Professor Marshall, a GP in East London, admitted that his first year as College Chair had not been what he had anticipated:

“This time last year, I outlined my priorities for my three-year term of office -  the importance of reducing GP workload and boosting the primary care workforce; of reinvigorating whole person, relationship-based care; of providing practical help to support new ways of working within teams and across networks; and how we had to introduce new ways of engaging a larger proportion of members in the work of the College.

“I had it all mapped out - but life is what happens while you’re making plans, and we all know what happened next”

He highlighted the many ways in which GPs had contributed to the pandemic effort.

“The way in which general practice has transformed, almost overnight, to meet the challenges of COVID-19 and the needs of patients has been remarkable and inspiring.

“You have cared for those most vulnerable to the virus – those who are shielding, those in care homes, our Black, Asian and Minority Ethnic communities, those at the end of life and those in deprived areas. You have worked in hot COVID hubs and the Nightingale hospitals and helped NHS 111 and its equivalents in Scotland, Wales and Northern Ireland. And you have done so with remarkable compassion, professionalism and fortitude.

“Now you are supporting patients with long-term symptoms of the virus and the psychological effects of the pandemic; managing the backlog of patients who chose not to seek care during lockdown - and gearing up to roll-out the first COVID vaccine at the same time as deliv­ering the biggest-ever and most complicated mass flu vaccination programme. All of this in addition to delivering care to more than a million patients every day who present to us with conditions unrelat­ed to COVID-19.”

Professor Marshall also reflected on the College’s work on behalf of its members over the past year - including the development of the new Recorded Consultation exam in just 10 weeks. 

“This was an extraordinary achievement for the College, our examiners and our trainees who had to deal with the worry and uncertainty of having their MRCGP cancelled. As a result, more than 1500 new GPs who would otherwise have remained in training are delivering care for patients,” he said.

He described how the College had brought together a panel of GP experts experienced in previous pandemics to develop resources at pace to support GPs - and gave examples of how the College had influenced the governments of the four nations on behalf of the profession.
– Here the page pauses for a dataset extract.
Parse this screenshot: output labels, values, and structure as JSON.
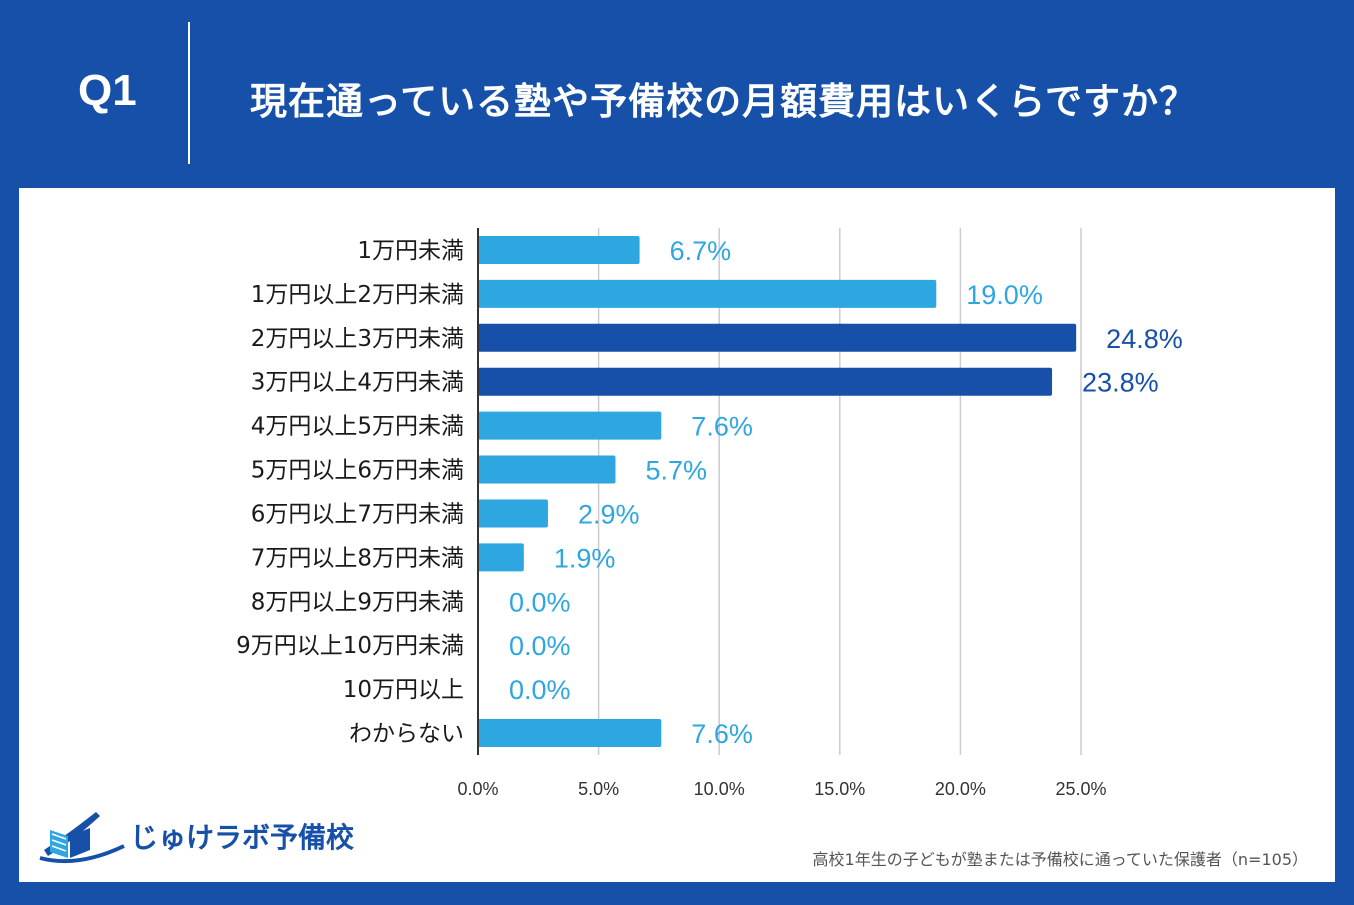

“We have listened to our members’ concerns and used our influence to campaign on tech-enabled consulting, PPE, testing and tracing, shielding, care homes, workload prioritisation, end-of-life care, anticipatory care planning, ethical issues and supporting returners,” he said.

Turning to the ‘devastating impact’ of the pandemic experienced by Black Asian and Minority Ethnic communities, he said the defining events of the summer following the death of George Floyd and subsequent activism by the Black Lives Matter movement had demonstrated the need for the College ‘to accelerate’ its work to address racism and discrimination.

“As a College, and as a profession, we all have a responsibility to identify and call out discrimination and to lead more by our example. We have a lot of work to do but I hope we are already making progress and at Council, we will be welcoming five newly-elected members and one member who has been re-elected – all of whom are women from Black, Asian or minority ethnic backgrounds. We’ve always been a diverse College and we are committed to greater diversity in our leadership,”

Concluding his summary of the past 12 months, Professor Marshall said:

“Our College and our specialty have changed significantly in my first year as Chair. But what doesn’t change is the trusting relationship between GP and patient, the foundation stone on which general practice was built and continues to grow stronger.

“The COVID experience has only reinforced my decision to retain the priorities I set out in November last year and we will continue to promote the importance of relationship-based care.

“We know there is further adversity to come but we will do everything we can to support you, your practice teams and your patients right across the UK.”